Immunofluorescence staining analysis of kidney. A: representative micrographs of kidney sections from each treatment group (×200, scale bar = 100 μm). B: cytotoxic T cells (CD8⁺ cells/total cells, %): no statistical difference between groups (Sham + PBO: n = 7, 5/6Nx + TELM: n = 7, 5/6Nx + 3 mg EMPA: n = 9; 5/6Nx + 15 mg EMPA: n = 11; 5/6Nx + PBO: n = 9). C: helper T cells (CD4⁺ cells/total cells, %): no statistical difference between groups (Sham + PBO: n = 7, 5/6Nx + TELM: n = 7, 5/6Nx + 3 mg EMPA: n = 9; 5/6Nx + 15 mg EMPA: n = 11; 5/6Nx + PBO: n = 9). D: macrophages (CD68+, RFU): 5/6Nx + PBO was higher than Sham + PBO group (Sham + PBO: n = 5, 5/6Nx + TELM: n = 5, 5/6Nx + 3 mg EMPA: n = 8; 5/6Nx + 15 mg EMPA: n = 7; 5/6Nx + PBO: n = 7). The arrows point to CD68+ cells.
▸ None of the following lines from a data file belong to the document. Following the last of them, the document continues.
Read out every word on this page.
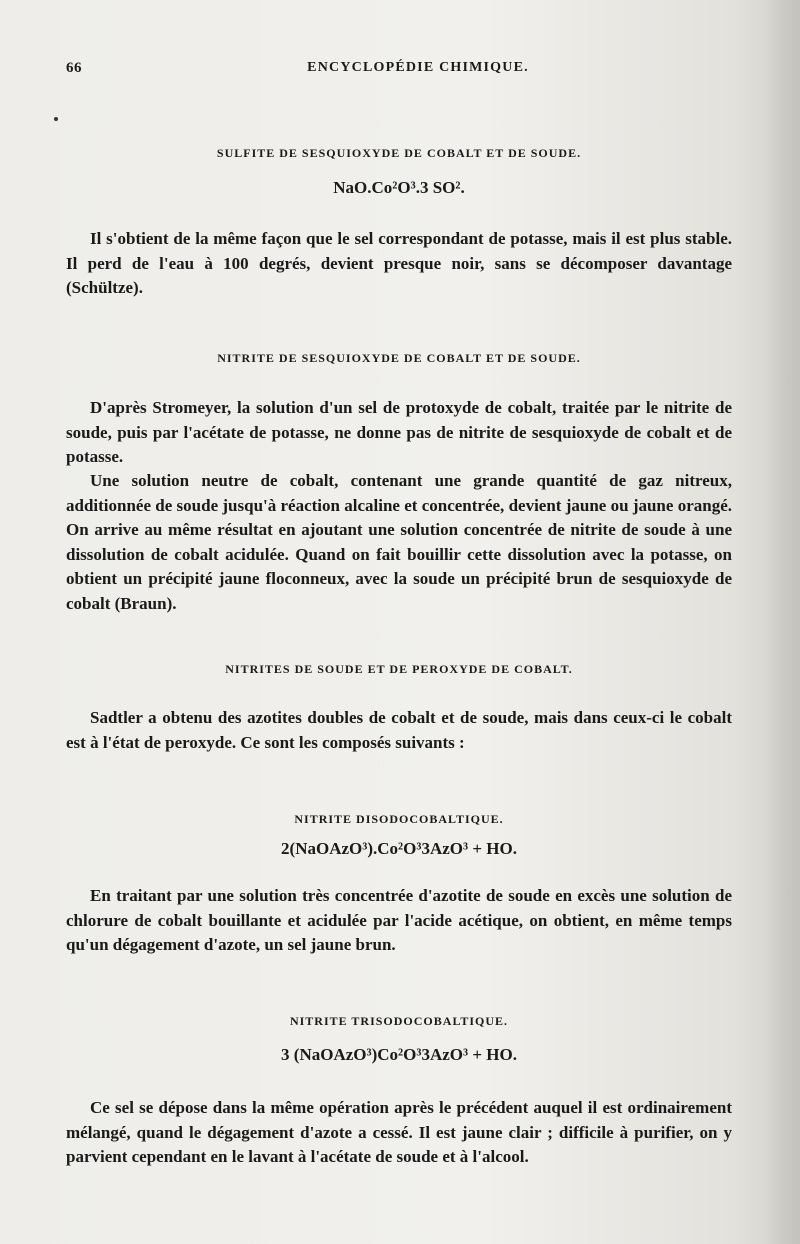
66	ENCYCLOPÉDIE CHIMIQUE.
SULFITE DE SESQUIOXYDE DE COBALT ET DE SOUDE.
NaO.Co²O³.3 SO².

Il s'obtient de la même façon que le sel correspondant de potasse, mais il est plus stable. Il perd de l'eau à 100 degrés, devient presque noir, sans se décomposer davantage (Schültze).

NITRITE DE SESQUIOXYDE DE COBALT ET DE SOUDE.

D'après Stromeyer, la solution d'un sel de protoxyde de cobalt, traitée par le nitrite de soude, puis par l'acétate de potasse, ne donne pas de nitrite de sesquioxyde de cobalt et de potasse.

Une solution neutre de cobalt, contenant une grande quantité de gaz nitreux, additionnée de soude jusqu'à réaction alcaline et concentrée, devient jaune ou jaune orangé. On arrive au même résultat en ajoutant une solution concentrée de nitrite de soude à une dissolution de cobalt acidulée. Quand on fait bouillir cette dissolution avec la potasse, on obtient un précipité jaune floconneux, avec la soude un précipité brun de sesquioxyde de cobalt (Braun).

NITRITES DE SOUDE ET DE PEROXYDE DE COBALT.

Sadtler a obtenu des azotites doubles de cobalt et de soude, mais dans ceux-ci le cobalt est à l'état de peroxyde. Ce sont les composés suivants :

NITRITE DISODOCOBALTIQUE.
2(NaOAzO³).Co²O³3AzO³ + HO.

En traitant par une solution très concentrée d'azotite de soude en excès une solution de chlorure de cobalt bouillante et acidulée par l'acide acétique, on obtient, en même temps qu'un dégagement d'azote, un sel jaune brun.

NITRITE TRISODOCOBALTIQUE.
3 (NaOAzO³)Co²O³3AzO³ + HO.

Ce sel se dépose dans la même opération après le précédent auquel il est ordinairement mélangé, quand le dégagement d'azote a cessé. Il est jaune clair ; difficile à purifier, on y parvient cependant en le lavant à l'acétate de soude et à l'alcool.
Values displayed are means ± SE. *P < 0.05, significantly different from 5/6Nx + PBO. EMPA, empagliflozin; 5/6Nx, 5/6 nephrectomized rat model; PBO, placebo; RFU, relative fluorescence unit; Sham, sham operation; TELM, telmisartan.

Figure 5.

Gene expression in the kidney identified by qRT-PCR. A: Venn diagram of the differentially expressed genes from RNA-seq transcriptome for 5/6Nx + PBO, 5/6Nx + 3 mg EMPA and 5/6Nx + 15 mg EMPA groups. The circles represent the total number of statistically significant different genes [P value < 0.05 and an absolute value of log2(fold-change) > 1] in 5/6 Nx + 3 mg EMPA and 5/6 Nx + 15 mg EMPA groups in comparison to 5/6 Nx + PBO in kidney according to RNA-seq transcriptome data. B: fold-change of C1QA expression (complement component 1, Q subcomponent, A chain). C: fold-change of C1QC expression (complement component 1, Q subcomponent, C chain). D: fold-change of FMOD expression (fibromodulin). E: fold-change of REN expression (renin). F: fold-change of FMO2 expression (flavin-containing dimethylaniline monooxygenase 2). G: fold-change of RPL36 expression (ribosomal protein L36). Values displayed are means ± SE. **P < 0.01; ***P < 0.001; ****P < 0.0001, significantly different from 5/6Nx + PBO. EMPA, empagliflozin; 5/6Nx, 5/6 nephrectomized rat model; PBO, placebo; qRT-PCR, quantitative reverse transcription polymerase chain reaction; Sham, sham operation; TELM, telmisartan.